Thursday, July 15, 2010

Politics and Pork Chops


Mecca
13 E. Martin St.
Raleigh, NC
Visited July 12, 2010

Beer Selection: You can order a long neck Bud if you need one, but this isn’t a beer drinking kinda place.

Food: Stick with the Southern cooked vegetables.



Unlike most places I visit, suits fit right in at Mecca.

Now, don’t get me wrong.

Mecca is no fancy high falutin hoity-toity expense account steak house or anything. Just the opposite. Down home, old, kinda shabby. Just my kind of place.

The suits can be attributed to the location – two blocks from the North Carolina State Capitol.

You see, there are only four types of people left in the world who wear suits: politicians, lobbyists, lawyers and preachers. On Monday during the lunch rush, Mecca was busting at the seams with three of the four.

I crammed my 6’3’’ body between one of the stools and the lunch counter. When this place was built 80 years ago, apparently people were all midgets.

I immediately noticed the large selection of hot blond lobbyists in short skirts. I wonder why lobbying firms who feed at the government trough hire so many of them? Hmmmm?

The next thing I noticed was the portrait of FDR smirking down at me above the pitchers of sweet tea and canned tomatoes. Was he smirking because the American socialism he helped to establish 80 years ago was now spreading out of control into every aspect of our lives like kudzu on a North Carolina red dirt hillside?

Or was he just hungry?

Prominently displayed, on the back of every check, which is hand-written and placed face down along side every meal, is a quote from the man who started Mecca in 1930, Nicholas Dombalis: “He profits most who serves best”.

Apparently Mr. D had no sense of irony, I thought, as I glared up at FDR and plowed through my plate of pork chops, buttered okra and squash casserole.

The current president, a direct ideological descendent of FDR, has a slightly altered motto: “He profits most who serves worst – at the expense of the guy who serves best.” Reward failure. Punish productivity. Who would even open a small business like Mecca today under this regime?

This is the second time I’ve eaten at Mecca. And I wish I could say the meals are great.

But they just aren’t.

The vegetables are outstanding. You know vegetables are southern-good when you feel guilty eating them.
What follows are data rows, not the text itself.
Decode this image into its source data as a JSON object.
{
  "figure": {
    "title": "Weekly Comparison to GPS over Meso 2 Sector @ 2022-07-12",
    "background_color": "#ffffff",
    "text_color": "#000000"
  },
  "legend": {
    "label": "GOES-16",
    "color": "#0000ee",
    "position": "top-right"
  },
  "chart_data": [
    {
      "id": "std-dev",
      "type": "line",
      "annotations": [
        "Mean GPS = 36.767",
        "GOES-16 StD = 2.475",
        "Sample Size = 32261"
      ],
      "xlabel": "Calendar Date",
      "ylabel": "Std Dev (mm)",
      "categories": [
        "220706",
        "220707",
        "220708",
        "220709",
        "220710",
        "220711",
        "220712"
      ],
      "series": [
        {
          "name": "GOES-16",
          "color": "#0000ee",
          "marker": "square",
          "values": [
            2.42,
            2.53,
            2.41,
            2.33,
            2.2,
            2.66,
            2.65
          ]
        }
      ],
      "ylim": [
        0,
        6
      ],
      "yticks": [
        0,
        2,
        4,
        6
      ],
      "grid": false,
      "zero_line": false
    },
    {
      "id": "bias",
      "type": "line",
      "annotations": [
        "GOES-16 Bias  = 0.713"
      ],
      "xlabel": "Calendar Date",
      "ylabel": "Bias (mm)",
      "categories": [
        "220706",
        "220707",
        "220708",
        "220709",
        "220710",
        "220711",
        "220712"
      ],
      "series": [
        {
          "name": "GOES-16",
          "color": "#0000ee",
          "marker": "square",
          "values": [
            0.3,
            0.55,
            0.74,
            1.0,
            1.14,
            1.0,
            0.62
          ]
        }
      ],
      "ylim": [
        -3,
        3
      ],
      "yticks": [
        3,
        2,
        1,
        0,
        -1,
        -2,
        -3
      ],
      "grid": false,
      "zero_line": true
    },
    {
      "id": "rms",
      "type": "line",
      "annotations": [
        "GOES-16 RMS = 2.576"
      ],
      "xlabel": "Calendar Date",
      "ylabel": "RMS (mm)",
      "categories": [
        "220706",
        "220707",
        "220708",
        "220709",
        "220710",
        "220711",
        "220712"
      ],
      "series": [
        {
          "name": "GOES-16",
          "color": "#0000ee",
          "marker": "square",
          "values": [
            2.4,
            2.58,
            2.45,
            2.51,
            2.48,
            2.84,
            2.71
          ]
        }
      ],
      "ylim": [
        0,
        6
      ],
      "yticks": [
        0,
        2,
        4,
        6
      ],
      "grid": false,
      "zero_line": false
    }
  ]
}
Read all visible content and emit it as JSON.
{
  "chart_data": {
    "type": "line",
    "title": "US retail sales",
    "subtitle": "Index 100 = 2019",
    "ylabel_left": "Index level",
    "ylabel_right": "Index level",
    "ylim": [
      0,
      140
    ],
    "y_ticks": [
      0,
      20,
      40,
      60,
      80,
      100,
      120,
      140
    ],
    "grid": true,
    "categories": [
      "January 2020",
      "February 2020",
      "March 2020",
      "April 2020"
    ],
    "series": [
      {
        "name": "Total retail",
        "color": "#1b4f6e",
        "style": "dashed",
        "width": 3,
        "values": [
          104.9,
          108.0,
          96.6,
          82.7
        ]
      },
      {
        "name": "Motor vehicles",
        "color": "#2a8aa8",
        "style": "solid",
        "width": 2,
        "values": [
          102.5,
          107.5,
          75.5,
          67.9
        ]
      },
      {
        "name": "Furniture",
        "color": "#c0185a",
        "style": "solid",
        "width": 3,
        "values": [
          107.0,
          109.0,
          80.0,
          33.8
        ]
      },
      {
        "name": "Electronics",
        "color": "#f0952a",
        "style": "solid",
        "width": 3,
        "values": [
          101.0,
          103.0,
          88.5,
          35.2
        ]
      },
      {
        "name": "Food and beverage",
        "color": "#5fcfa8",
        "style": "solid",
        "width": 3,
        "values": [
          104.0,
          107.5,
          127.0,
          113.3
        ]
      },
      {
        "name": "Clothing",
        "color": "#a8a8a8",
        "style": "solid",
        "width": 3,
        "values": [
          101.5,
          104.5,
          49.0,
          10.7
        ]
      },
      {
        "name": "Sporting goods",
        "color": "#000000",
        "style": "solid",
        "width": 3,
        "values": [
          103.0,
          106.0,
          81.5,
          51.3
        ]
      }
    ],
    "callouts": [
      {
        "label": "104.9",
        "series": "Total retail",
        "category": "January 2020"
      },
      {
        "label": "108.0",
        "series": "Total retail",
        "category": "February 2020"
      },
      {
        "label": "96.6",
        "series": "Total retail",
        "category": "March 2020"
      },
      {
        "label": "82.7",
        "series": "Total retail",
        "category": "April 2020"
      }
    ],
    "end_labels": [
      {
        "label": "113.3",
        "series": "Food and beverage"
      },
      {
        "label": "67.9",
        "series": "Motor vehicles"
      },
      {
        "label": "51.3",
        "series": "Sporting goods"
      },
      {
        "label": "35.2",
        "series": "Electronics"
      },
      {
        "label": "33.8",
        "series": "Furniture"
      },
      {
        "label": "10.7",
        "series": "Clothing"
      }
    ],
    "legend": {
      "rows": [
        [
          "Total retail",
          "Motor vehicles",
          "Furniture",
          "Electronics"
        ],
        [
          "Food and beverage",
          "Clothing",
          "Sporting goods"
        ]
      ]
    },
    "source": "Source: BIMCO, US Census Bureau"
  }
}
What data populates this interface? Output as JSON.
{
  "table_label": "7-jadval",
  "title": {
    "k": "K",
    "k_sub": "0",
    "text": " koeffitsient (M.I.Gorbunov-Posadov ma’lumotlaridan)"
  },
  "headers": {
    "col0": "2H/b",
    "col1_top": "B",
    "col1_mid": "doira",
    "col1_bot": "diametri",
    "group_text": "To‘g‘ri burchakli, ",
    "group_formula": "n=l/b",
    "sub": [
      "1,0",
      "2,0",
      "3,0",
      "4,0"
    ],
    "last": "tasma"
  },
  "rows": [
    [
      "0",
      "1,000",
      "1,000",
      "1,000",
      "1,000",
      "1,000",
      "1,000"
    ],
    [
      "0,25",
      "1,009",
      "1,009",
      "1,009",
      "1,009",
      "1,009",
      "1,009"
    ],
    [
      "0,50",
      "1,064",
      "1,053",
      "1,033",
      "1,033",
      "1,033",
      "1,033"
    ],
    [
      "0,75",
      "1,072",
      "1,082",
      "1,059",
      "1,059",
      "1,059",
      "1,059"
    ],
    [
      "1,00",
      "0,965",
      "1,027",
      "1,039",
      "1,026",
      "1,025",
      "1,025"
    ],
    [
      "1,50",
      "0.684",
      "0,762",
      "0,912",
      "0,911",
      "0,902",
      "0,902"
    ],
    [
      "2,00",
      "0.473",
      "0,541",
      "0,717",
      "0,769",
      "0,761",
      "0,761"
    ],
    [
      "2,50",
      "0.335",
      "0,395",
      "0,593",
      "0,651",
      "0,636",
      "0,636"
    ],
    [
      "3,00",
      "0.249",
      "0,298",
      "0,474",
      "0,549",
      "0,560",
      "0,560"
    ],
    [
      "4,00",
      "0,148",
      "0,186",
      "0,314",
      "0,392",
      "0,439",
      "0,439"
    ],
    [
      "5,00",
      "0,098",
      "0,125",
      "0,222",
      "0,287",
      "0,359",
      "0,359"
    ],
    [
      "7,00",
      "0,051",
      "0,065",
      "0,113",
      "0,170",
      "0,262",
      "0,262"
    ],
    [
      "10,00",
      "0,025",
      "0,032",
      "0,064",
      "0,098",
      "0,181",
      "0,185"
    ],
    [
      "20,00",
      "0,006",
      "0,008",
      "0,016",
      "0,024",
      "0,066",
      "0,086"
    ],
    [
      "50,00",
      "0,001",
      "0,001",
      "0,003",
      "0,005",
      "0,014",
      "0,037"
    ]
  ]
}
They didn’t taste the least bit healthy – the highest compliment I can give to a vegetable. The pork chop on the other hand was dry, tough and tasteless. Same verdict on the fried pork tenderloin.

So don’t come to Mecca for outstanding cuisine. But do come for the nostalgic atmosphere. And the antique manual cash register. And Mr. Dombalis’ daughter-in-law, who still mans it and cheerfully collects your money by the door.

For history and southern culture, Mecca’s hard to beat.